Job Description
Seamless.AI is seeking a Freelance Principal Data Engineer to design, develop, and maintain scalable ETL pipelines. The ideal candidate will have expertise in Python, Spark, AWS Glue, and other ETL technologies. They should have a proven track record in data acquisition and transformation, as well as experience working with large data sets and applying methodologies for data matching and aggregation methodologies.
Responsibilities:
- Design, develop, and maintain scalable ETL pipelines.
- Work with stakeholders to understand data requirements.
- Implement data transformation logic using Python.
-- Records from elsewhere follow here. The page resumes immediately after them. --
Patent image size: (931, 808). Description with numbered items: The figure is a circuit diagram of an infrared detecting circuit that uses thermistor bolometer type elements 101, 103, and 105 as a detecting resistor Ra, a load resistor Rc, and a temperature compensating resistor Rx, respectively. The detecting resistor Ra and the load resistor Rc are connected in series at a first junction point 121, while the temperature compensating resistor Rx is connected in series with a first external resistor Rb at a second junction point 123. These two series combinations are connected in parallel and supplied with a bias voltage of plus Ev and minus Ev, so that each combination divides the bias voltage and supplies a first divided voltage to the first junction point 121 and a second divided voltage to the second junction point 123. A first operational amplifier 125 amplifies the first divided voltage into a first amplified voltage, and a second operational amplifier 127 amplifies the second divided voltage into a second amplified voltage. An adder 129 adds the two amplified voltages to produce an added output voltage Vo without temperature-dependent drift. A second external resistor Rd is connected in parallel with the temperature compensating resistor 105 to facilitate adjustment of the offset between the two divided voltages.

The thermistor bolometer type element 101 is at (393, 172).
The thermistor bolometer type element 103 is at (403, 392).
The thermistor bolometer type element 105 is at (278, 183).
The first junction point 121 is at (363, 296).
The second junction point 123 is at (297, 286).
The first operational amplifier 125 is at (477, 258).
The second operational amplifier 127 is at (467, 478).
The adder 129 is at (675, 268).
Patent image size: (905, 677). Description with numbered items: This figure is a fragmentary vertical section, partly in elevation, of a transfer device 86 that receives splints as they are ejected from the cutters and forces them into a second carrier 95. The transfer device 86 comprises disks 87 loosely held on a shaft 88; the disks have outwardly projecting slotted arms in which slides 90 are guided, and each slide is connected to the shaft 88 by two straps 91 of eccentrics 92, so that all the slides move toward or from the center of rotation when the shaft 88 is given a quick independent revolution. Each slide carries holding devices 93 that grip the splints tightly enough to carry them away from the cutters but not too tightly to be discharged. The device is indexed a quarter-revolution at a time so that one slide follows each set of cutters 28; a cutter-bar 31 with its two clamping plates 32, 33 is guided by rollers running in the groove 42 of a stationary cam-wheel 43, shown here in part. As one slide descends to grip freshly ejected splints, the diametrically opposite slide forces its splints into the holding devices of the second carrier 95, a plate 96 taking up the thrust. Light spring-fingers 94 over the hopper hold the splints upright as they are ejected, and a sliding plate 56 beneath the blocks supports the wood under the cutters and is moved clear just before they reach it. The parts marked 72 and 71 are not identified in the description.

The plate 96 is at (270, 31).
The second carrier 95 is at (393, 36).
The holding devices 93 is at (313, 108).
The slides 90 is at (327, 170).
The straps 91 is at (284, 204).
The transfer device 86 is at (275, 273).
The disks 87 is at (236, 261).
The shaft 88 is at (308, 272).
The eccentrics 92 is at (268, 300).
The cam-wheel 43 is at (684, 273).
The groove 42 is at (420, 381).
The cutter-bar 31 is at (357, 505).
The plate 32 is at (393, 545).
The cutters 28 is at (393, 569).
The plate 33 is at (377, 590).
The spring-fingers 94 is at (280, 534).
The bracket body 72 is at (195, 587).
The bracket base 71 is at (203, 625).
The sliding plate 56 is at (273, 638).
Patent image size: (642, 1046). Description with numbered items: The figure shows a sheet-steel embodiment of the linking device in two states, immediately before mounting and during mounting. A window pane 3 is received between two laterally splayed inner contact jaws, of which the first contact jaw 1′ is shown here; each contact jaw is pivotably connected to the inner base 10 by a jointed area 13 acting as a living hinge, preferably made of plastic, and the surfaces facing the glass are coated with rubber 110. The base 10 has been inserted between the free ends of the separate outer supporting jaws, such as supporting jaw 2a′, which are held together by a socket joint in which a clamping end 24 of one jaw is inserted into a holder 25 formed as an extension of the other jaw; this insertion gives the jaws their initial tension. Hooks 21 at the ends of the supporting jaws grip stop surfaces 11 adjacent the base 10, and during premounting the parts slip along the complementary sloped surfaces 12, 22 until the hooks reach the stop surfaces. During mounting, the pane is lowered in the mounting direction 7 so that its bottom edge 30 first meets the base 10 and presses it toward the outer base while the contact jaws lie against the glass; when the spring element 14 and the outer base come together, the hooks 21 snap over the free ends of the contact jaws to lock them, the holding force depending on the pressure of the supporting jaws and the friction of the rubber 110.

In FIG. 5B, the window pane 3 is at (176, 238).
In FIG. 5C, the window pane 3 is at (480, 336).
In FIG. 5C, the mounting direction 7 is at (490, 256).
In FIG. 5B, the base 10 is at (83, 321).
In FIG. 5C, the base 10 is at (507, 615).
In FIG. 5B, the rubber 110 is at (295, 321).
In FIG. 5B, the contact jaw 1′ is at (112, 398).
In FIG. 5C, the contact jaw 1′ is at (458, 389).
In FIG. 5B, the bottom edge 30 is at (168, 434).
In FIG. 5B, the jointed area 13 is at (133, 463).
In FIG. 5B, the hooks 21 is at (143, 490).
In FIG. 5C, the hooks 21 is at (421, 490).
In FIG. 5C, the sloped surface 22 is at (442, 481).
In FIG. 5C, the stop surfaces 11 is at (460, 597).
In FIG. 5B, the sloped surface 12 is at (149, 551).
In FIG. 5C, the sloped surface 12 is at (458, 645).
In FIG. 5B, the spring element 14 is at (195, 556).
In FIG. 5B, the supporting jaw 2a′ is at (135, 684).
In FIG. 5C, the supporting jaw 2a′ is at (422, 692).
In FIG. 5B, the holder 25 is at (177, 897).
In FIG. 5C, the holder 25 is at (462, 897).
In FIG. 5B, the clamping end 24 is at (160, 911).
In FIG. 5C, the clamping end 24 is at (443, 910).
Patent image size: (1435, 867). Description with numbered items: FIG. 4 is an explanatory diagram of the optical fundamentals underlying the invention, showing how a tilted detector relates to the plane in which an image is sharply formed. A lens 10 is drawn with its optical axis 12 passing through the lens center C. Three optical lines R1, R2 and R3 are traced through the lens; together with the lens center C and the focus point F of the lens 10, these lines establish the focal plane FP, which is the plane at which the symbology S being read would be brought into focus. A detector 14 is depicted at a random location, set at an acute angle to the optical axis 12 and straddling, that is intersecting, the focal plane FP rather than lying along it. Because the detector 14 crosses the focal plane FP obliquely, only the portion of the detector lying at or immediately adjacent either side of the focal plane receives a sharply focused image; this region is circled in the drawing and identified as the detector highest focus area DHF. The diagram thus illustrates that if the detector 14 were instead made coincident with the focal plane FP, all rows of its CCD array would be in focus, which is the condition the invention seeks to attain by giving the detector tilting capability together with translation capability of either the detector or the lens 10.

- Utilize AWS Glue to create and manage ETL jobs.
- Optimize ETL processes for performance and scalability.
- Apply data matching, deduplication, and aggregation techniques.
- Ensure compliance with data governance, security, and privacy best practices.
- Provide recommendations on emerging technologies.
Requirements:
- Strong proficiency in Python.
- Hands-on experience with AWS Glue or similar ETL tools.
- Solid understanding of data modeling and data warehousing principles.
- Expertise in working with large data sets and distributed computing frameworks.
- Strong proficiency in SQL.
- Familiarity with data matching, deduplication, and aggregation methodologies.
- Excellent communication and collaboration skills.
- Fluency in English and Spanish.
- Bachelor's degree in Computer Science or related field.
- 7+ years of experience as a Data Engineer.
- Professional experience with Spark and AWS pipeline development.
Seamless.AI offers:
- A 6-month or 12-month contract with the possibility of renewal.
- Compensation based on project milestones, deliverables, or a fixed contractual rate.